The Prime Minister of India is the final authority on posting and transfer of officers of additional secretary level. Additional secretaries report to their departmental secretary and ministerial/departmental cabinet minister.

== Position ==
In the Union government, the members head department wings in the departments and ministries of Union Government.

Government nominated board members in the Central Public Sector Enterprises/Public Sector Undertakings are either of the rank of additional secretary or joint secretary.

According to the Seventh Central Pay Commission of India, IAS officers hold 98 out of 107 positions of additional secretary in the Government of India.

== Emolument, accommodation and perks ==

An Indian Diplomatic Passport and an Official Passport generally issued to Additional Secretary (GOI).

All additional secretaries to Government of India are eligible for a diplomatic passport.
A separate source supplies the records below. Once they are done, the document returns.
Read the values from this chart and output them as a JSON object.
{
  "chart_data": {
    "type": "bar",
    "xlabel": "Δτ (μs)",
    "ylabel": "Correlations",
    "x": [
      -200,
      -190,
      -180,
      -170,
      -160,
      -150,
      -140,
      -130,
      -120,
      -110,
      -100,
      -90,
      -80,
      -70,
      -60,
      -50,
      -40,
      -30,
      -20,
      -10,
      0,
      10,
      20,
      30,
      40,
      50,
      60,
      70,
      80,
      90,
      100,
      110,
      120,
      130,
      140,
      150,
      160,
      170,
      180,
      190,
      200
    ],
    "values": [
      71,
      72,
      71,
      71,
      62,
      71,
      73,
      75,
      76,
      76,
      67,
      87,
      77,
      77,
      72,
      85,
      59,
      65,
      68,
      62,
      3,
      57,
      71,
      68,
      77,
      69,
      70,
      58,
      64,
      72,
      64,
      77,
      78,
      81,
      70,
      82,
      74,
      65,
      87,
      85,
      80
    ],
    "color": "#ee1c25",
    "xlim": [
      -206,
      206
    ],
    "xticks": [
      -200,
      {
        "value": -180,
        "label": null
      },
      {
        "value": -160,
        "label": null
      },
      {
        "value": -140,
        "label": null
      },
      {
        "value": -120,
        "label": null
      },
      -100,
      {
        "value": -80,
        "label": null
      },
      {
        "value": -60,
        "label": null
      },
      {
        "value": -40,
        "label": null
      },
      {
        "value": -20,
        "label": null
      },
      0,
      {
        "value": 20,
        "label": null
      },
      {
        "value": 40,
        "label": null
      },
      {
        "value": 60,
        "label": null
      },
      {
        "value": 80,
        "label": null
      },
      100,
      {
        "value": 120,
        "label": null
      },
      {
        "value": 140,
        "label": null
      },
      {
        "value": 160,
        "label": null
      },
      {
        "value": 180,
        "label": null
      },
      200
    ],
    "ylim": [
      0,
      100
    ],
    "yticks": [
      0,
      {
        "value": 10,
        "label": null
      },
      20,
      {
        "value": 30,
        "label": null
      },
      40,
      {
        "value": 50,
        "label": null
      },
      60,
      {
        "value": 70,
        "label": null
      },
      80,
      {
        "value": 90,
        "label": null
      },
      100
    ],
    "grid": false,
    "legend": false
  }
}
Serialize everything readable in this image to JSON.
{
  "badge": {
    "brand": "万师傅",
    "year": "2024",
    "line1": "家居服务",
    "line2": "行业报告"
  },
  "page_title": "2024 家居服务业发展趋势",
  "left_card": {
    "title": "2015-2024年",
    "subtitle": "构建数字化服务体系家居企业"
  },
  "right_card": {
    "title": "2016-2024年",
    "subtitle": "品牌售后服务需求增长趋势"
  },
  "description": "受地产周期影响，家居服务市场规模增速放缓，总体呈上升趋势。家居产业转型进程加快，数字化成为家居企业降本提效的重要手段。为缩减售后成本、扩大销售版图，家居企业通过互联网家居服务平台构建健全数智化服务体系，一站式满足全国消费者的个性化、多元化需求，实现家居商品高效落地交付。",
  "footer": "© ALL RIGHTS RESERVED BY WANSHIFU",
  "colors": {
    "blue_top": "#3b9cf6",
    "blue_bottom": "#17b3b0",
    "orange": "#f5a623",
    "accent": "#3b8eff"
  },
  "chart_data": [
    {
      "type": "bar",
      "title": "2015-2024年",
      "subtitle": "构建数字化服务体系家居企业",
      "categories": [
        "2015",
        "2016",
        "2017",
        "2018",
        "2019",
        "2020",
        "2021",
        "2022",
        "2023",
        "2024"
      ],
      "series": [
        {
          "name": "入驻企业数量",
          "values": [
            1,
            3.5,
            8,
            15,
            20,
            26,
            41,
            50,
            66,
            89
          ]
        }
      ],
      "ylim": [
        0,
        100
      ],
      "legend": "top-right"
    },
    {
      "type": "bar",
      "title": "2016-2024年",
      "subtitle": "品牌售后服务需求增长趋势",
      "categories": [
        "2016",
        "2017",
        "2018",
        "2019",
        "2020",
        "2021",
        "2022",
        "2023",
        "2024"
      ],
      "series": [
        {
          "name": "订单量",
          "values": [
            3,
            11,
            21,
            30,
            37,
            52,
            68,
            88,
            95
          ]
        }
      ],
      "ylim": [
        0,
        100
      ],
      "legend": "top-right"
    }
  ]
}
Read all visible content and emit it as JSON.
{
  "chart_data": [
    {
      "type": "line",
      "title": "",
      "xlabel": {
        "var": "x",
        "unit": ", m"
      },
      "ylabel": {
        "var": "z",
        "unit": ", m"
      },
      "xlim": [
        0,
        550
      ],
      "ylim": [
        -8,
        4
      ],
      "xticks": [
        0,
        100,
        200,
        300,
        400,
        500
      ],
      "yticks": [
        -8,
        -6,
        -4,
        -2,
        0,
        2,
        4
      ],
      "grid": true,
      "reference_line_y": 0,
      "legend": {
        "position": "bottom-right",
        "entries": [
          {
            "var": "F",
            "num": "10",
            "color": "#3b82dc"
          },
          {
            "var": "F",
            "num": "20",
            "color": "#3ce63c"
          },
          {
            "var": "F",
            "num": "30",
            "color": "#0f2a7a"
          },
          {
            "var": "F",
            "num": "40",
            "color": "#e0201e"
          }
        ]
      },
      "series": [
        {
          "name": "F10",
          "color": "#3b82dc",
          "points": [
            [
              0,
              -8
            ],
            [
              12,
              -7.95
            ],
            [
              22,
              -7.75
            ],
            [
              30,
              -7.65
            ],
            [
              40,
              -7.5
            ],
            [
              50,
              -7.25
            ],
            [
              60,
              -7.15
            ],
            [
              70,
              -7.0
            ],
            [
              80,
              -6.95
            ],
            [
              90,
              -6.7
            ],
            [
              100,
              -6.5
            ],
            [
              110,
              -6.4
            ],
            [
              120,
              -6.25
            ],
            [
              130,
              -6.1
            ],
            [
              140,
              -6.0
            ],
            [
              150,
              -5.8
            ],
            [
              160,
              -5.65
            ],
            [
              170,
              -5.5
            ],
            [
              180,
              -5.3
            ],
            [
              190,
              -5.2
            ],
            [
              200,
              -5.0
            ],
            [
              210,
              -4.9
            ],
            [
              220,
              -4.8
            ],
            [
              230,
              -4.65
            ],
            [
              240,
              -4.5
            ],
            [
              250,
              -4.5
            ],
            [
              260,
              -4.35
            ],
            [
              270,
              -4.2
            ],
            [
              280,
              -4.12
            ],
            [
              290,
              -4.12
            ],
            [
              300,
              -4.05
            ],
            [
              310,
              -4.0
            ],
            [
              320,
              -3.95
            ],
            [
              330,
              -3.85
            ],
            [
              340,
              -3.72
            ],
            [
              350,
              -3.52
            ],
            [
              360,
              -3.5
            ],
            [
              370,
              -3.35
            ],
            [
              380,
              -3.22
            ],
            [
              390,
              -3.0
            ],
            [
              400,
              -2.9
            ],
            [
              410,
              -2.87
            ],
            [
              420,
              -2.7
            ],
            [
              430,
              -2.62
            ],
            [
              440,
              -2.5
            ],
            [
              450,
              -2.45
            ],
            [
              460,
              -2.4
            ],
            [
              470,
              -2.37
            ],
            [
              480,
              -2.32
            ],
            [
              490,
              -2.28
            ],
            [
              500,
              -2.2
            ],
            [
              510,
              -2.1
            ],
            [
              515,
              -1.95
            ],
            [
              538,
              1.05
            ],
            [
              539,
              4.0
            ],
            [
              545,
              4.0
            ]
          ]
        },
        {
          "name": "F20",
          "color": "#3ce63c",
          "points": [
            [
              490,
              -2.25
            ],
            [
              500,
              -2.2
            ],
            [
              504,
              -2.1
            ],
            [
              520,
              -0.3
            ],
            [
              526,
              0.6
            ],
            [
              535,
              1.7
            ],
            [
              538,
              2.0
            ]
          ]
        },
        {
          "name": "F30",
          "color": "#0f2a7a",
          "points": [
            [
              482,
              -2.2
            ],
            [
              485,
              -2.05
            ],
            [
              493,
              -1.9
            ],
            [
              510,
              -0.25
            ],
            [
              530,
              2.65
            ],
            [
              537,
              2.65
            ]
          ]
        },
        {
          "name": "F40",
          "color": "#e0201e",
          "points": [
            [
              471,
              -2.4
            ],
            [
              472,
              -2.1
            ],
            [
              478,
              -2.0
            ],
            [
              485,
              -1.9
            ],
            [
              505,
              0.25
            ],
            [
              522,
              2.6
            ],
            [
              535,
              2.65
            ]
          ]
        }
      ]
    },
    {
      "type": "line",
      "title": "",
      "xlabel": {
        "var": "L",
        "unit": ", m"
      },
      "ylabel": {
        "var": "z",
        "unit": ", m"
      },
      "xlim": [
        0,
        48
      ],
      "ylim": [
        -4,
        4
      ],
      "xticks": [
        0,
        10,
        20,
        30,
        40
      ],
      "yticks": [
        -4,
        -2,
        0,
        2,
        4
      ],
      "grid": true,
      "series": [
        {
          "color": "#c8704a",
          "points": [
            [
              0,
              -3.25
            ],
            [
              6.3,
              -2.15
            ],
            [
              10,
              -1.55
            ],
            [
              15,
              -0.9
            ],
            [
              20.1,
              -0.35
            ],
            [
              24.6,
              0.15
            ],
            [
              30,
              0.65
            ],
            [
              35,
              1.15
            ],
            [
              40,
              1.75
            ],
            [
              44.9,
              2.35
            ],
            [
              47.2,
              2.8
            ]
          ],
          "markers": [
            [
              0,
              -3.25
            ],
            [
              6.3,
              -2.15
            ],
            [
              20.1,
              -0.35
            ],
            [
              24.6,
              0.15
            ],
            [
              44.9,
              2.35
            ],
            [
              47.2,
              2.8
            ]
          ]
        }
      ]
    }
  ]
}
They are allotted Type-V (D-II and D-I) and Type-VI (C-II) apartments in areas like New Moti Bagh across Delhi by the Ministry of Urban Development (Directorate of Estates).

The salary and emolument in this rank is equivalent to Principal staff officers (PSO) of the rank of Major general and certain officers not PSOs, but in lieutenant general and equivalent ranks in Indian Armed Forces.

Additional Secretary, GoI monthly pay and allowances
| Base Salary as per 7th Pay Commission (Per month) | Level on Pay Matrix | Sources |
|---|---|---|
| ₹182,200 (US$1,900) (Minimum Pay) to ₹224,100 (US$2,300) (Maximum Pay) | Level 15 |  |

== Reforms and challenges ==
Non-IAS civil services have complained to Government of India because of lack of empanelment in the rank/post of additional secretary on numerous occasions.
===Lateral entry===
During the tenure of Prime Minister Manmohan Singh, a new post was created named "Spokesman and Media Advisor to the Prime Minister", which was equivalent to this rank in Prime Minister's Office, where Sanjaya Baru served from 2004-2008.